The earliest personal computers sold were backplane types -- the box consisted of a interconnect bus and several connectors, and a power supply. Some units had front panels. The real guts of the system came from the slide-in boards. The Altair 8800, IMSAI 8080, SWTPc 6800 and the machines that followed were basically all of this type.
There were also single-board computers (SBCs), usually not much more than a hardware evaluation board from the microprocessor manufacturer. The KIM-1 is probably the most famous of this type -- it had a hexadecimal keypad an a six-digit seven-segment display. The Apple I was also an SBC.
The Apple ][ hybridized these two ideas. The motherboard had the main components, but a bank of connectors allowed for expansion. A case, keyboard and efficient power supply rounded out the package. All you needed was a monitor and a cassette recorder (to store/load programs) to be programming.
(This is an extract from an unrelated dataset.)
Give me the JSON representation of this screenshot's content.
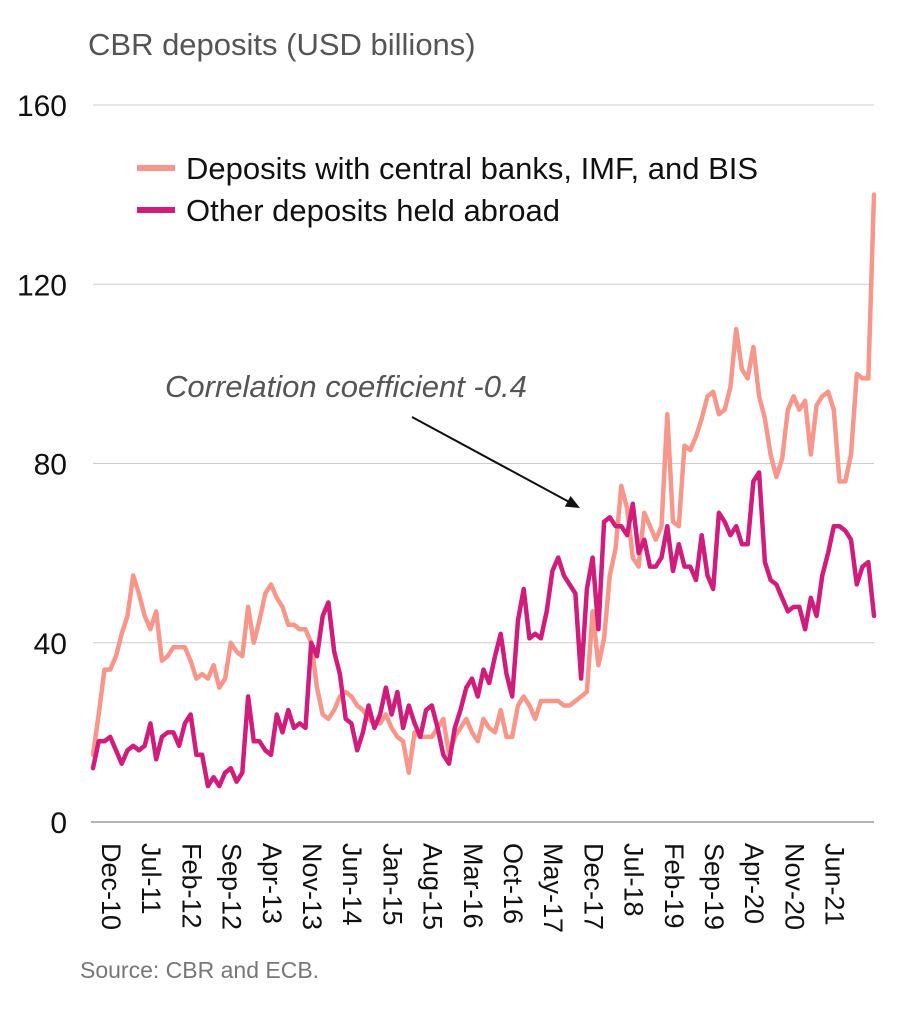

About the only computers even close to this form factor at the time were the Processor Technology SOL (an excellent product, but expensive), and the Sphere (a product plagued with internal signal path problems, due to cost-cutting in the design).
Another brilliant part of the design was the inclusion of a large ROM, with BASIC language available. In the days before the floppy disk drive was common, this was important -- you didn't have to wait 4-5 minutes for your BASIC interpreter to load from cassette tape.
Interestingly, it was exactly this type of design that IBM chose to replicate almost exactly four years later, with the original IBM PC. Of course, they didn't have Woz's brilliance for eliminating needless circuitry. The IBM Monocrome Display Adapter (MDA) had more components than the entire Apple ][ mother board -- and it didn't even do color!
Apple stopped selling the Apple II product line in the early 90s, so the product has like been discontinued longer than it was in production at this point.
Still, the success of the Apple II allowed Apple to go forward with the Mac, which changed the computing world fundamentally, although it took many years to see that revolution through. Perhaps Apple has a few more revolutionary ideas up its sleeves....
Tim Buchheim — Apr 16, 07 3929
And before that, I learned to type (and some programming in LOGO and BASIC) in my elementary school's Apple IIe lab.
Great machines.
BTW, that screenshot is most certainly not from the Apple II version of Oregon Trail. (The original Apple II only had only 6 colors for its 280x192 "high res" graphics mode: black/white/green/purple/orange/blue, with severe restrictions on which colors could appear next to each other.) The reference to the "Enter" key is another clue. (The Apple II version referred to the Return key. Apple has always labeled that key "return" rather than "enter".) See the top-most (mostly green) screenshot in the Wikipedia article for an actual screenshot of the Apple II version of the game.
Scott Stevenson — Apr 17, 07 3931
Yep, I know. I couldn't find any true monochrome screenshots without eight-page-long licenses attached.